GK Reid produced shoots, designed for and styled Daphne Guinness for fashion magazines including the London Sunday Times, the New York Times Magazine, Muse Magazine the Observer, for the ad campaign for Daphne Guinness' Barneys New York window performance art piece, and for the film "The Legend of Lady White Snake: A Fashion Tribute to Alexander McQueen". These are featured in the "Daphne Guinness Exhibition" at the Museum at the Fashion Institute from September through January 2012, and in her book "Daphne Guinness." Reid was executive producer, production designer and wardrobe designer on the film "Legend of Lady White Snake" which won "Best Fashion," "Best Visual Effects," "Best Director" and "Best Film" at the world's largest Fashion Film Festival at La Jolla, Museum of Contemporary Art San Diego.

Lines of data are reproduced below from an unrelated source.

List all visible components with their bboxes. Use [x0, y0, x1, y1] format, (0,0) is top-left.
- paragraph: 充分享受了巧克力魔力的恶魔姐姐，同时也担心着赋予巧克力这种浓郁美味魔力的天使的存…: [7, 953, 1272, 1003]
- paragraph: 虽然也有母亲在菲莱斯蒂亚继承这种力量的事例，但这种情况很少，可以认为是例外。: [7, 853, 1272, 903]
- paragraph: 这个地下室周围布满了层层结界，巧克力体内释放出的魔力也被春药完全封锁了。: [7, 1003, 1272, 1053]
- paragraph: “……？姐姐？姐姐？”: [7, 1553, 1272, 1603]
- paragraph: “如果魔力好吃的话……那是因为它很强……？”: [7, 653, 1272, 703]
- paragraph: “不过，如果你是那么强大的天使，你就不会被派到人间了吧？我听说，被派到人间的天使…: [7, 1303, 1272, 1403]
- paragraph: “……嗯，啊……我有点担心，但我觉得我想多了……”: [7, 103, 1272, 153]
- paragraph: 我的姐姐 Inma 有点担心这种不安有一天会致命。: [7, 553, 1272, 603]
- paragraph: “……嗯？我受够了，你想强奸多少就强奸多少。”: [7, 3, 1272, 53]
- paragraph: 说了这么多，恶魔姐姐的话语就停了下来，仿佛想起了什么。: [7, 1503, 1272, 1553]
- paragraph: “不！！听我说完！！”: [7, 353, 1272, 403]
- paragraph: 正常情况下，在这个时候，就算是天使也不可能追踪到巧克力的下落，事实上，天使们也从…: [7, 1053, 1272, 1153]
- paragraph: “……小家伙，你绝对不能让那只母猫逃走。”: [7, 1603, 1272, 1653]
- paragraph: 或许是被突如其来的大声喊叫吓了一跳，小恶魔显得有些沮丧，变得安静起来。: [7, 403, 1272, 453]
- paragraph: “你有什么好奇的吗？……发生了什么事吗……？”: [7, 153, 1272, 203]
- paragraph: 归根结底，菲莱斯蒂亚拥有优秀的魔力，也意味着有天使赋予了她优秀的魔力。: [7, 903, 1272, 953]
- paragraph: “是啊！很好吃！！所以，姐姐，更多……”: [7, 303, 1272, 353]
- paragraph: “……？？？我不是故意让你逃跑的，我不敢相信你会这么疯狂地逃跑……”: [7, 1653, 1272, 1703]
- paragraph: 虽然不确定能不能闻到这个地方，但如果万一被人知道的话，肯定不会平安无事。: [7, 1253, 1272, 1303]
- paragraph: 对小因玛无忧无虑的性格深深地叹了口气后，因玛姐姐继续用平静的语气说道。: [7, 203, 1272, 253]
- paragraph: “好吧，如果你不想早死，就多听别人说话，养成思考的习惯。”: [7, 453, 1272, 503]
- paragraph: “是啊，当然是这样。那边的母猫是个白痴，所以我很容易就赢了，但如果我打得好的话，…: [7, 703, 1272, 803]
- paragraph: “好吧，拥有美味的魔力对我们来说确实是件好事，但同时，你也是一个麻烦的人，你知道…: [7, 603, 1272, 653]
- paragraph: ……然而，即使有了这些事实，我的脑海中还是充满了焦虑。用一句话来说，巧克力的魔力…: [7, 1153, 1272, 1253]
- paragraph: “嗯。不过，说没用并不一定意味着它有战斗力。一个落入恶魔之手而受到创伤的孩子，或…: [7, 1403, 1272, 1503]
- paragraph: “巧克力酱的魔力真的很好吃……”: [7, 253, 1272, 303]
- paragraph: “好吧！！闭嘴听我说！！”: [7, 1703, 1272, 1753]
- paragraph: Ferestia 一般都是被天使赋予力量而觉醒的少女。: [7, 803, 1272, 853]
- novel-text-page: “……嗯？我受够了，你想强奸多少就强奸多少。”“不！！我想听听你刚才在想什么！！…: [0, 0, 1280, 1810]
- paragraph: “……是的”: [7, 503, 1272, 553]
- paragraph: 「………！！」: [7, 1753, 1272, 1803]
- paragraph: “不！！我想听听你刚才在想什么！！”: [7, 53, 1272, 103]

GK styled Rihanna's album covers for "Good Girl Gone Bad" and "Umbrella". Reid has styled Anne Hathaway, Katie Holmes, Eva Mendes, Julianne Moore, Mary J. Blige, Lindsay Lohan, and supermodels Naomi Campbell and Iman for magazine covers.

In 2004 GK was the creative director of a collaboration with author Neil Gaiman and artist Yoshitaka Amano in collaboration with David Bowie and Iman as sci-fi characters, for "The Return of the Thin White Duke" a portion of which was published in [V Magazine].

He has produced, styled and designed costumes for Jennifer Lopez for her album covers, music videos, and Billboard cover, Beyoncé for campaigns including L'Oreal, Kim Kardashian, Alicia Keys, Janelle Monáe, Jaden Smith and Willow Smith, and First Lady of France Carla Bruni-Sarkozy. Reid is responsible for Mariah Carey's transformation for her best-selling album The Emancipation of Mimi and was the costume designer for her perfume commercial directed by Peter Lindbergh. GK produced and styled Tim Gunn for the cover of his book "Tim Gunn: A Guide to Quality Taste and Style", Ryan Seacrest, Kanye West, Usher, Elijah Wood, Val Kilmer, Puff Daddy for music videos, and David Bowie for several album covers and magazines including covers of Rolling Stone and GQ. Reid was the producer and costume designer for David Bowie's music video "Valentine's Day" in which Bowie explores the mind of high school shooter.

GK was producer and EP of the Pepsi short film "Crescendo" featuring music by Jetta produced by Pharrell Williams, set in Rajasthan India, and described by Kyle Hodge of Complex Magazine as "A fun, colorful journey intertwining realism and fantasy through the streets of...India."

GK was a producer of "Girl Rising India -- Woh Padhegi, Woh Udegi" film and campaign with Priyanka Chopra, Amitabh Bachchan, Freida Pinto, Alia Bhatt, Kareena Kapoor, Parineeti Chopra, Nandita Das, Madhuri Dixit and Sushmita Sen all of whom GK also designed the fashions for and styled.